Local News
A remembrance of war: WWII vet shares story 7:53 AM 
07:53 AM EDT on Thursday, July 5, 2007
CHARLOTTE, N.C. -- He looks through an album of pictures, most more than 60 years old, going back to a time when the world was at war, back to a time when he left a wife and young son, back to a time when he fought for something much bigger than himself.
“It was a wonderful adventure” says 88-year-old Jack Worley, “and after I got over being scared to death, I was happy to be there.”
World War II was the most destructive war in world history, and Worley was part of it, leaving Charlotte when he was 24 years old to join one of the greatest armies in history.
He was a member of the 65th Infantry Division, part of the U.S. Third Army, commanded by one of the best known generals in U.S. history.
George S. Patton was controversial, profane, loved and hated, but most of all, successful. “As far as I’m concerned” says Worley, “he was the greatest soldier this country ever had.”
Patton’s army rolled across France in the summer of 1944, helped win the Battle of the Bulge in December of that year, was the first Allied Army to cross the Rhine River into Germany and in the process covered more territory quicker than any army in the history of the world.
Along the way, Worley saw the worst of war. “The ground was littered with dead bodies. We saw people with their heads cut off, their legs blown off,” he said.
The retired postman goes on to talk of an emotion most of us can’t imagine.
“I was scared to death, terrified. Anybody who’s ever been to a war and says he wasn’t afraid is either the biggest liar or the bravest man I’ve ever known.”
But even that: the constant fear, the death of friends and destruction on a massive scale, was not the worst. That came near the end, in May of 1945, when Patton’s army liberated the German death camp at Mauthausen in Austria. It was a place where thousands died.
“After we got over the shock of the thing,” Worley said, “we wondered how anybody could be that cruel. They were like living skeletons. That’s what they looked like. They were just hollow-eyed.”
He talks of more than 100 steps leading out of a quarry, all of them stained with blood, the blood of those who were killed simply because they were different.
“Those vivid memories you have of those poor, dead people over there in those concentration camps. You try to forget that stuff, but there’s no way to do it, Worley said.
Jack Worley is part of a generation slipping away; those who lived through a depression and a world war and saw things the rest of us would never want to see.
“If I had to do it again” he says, “I wouldn’t want to do it, but I wouldn’t take anything for what I did. The memories, you know.”

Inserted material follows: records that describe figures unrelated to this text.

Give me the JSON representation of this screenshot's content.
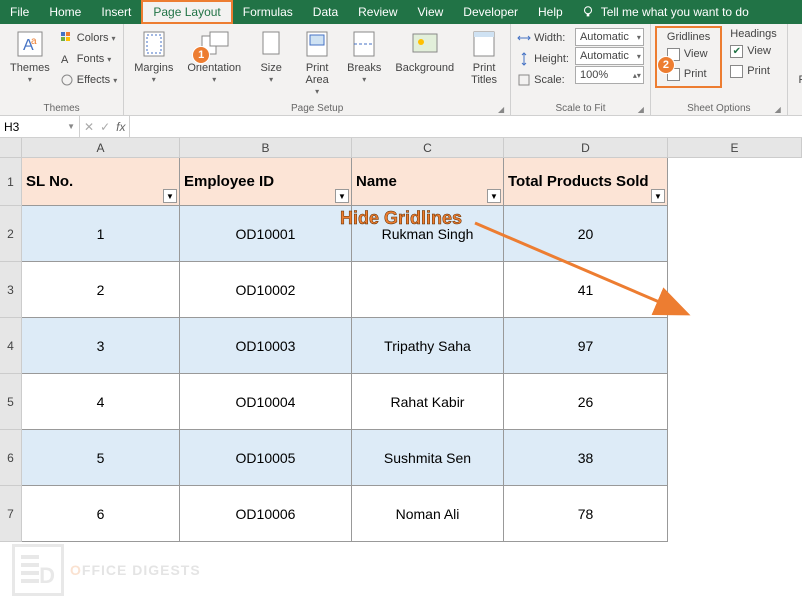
{
  "tabs": [
    "File",
    "Home",
    "Insert",
    "Page Layout",
    "Formulas",
    "Data",
    "Review",
    "View",
    "Developer",
    "Help"
  ],
  "active_tab": "Page Layout",
  "tellme": "Tell me what you want to do",
  "ribbon": {
    "themes": {
      "label": "Themes",
      "btn": "Themes",
      "colors": "Colors",
      "fonts": "Fonts",
      "effects": "Effects"
    },
    "pagesetup": {
      "label": "Page Setup",
      "margins": "Margins",
      "orientation": "Orientation",
      "size": "Size",
      "printarea": "Print\nArea",
      "breaks": "Breaks",
      "background": "Background",
      "printtitles": "Print\nTitles"
    },
    "scale": {
      "label": "Scale to Fit",
      "width": "Width:",
      "height": "Height:",
      "scale": "Scale:",
      "auto": "Automatic",
      "pct": "100%"
    },
    "sheet": {
      "label": "Sheet Options",
      "gridlines": "Gridlines",
      "headings": "Headings",
      "view": "View",
      "print": "Print"
    },
    "arrange": {
      "bring": "Brin\nForwa"
    }
  },
  "namebox": "H3",
  "columns": [
    "A",
    "B",
    "C",
    "D",
    "E"
  ],
  "headers": [
    "SL No.",
    "Employee ID",
    "Name",
    "Total Products Sold"
  ],
  "rows": [
    {
      "n": "1",
      "id": "OD10001",
      "name": "Rukman Singh",
      "sold": "20"
    },
    {
      "n": "2",
      "id": "OD10002",
      "name": "",
      "sold": "41"
    },
    {
      "n": "3",
      "id": "OD10003",
      "name": "Tripathy Saha",
      "sold": "97"
    },
    {
      "n": "4",
      "id": "OD10004",
      "name": "Rahat Kabir",
      "sold": "26"
    },
    {
      "n": "5",
      "id": "OD10005",
      "name": "Sushmita Sen",
      "sold": "38"
    },
    {
      "n": "6",
      "id": "OD10006",
      "name": "Noman Ali",
      "sold": "78"
    }
  ],
  "annotation": "Hide Gridlines",
  "callouts": {
    "1": "1",
    "2": "2"
  },
  "checks": {
    "gl_view": false,
    "gl_print": false,
    "hd_view": true,
    "hd_print": false
  },
  "watermark": {
    "brand": "FFICE",
    "suffix": "DIGESTS",
    "letter": "D"
  },
  "colors": {
    "green": "#217346",
    "orange": "#ed7d31",
    "hdrfill": "#fce4d6",
    "alt": "#ddebf7"
  }
}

As he looks through his album, it’s those memories that return. There are pictures of Worley and his three closest friends, some taken more than 60 years ago, some just a few years ago at a reunion. Of the four, Worley is the only one still here. That makes it bittersweet as he remembers bonds that can be forged only in war.
“It’s real sad” he said, “because you love them, you know more about them than you did your own brother. You would lay down your life for any of them.”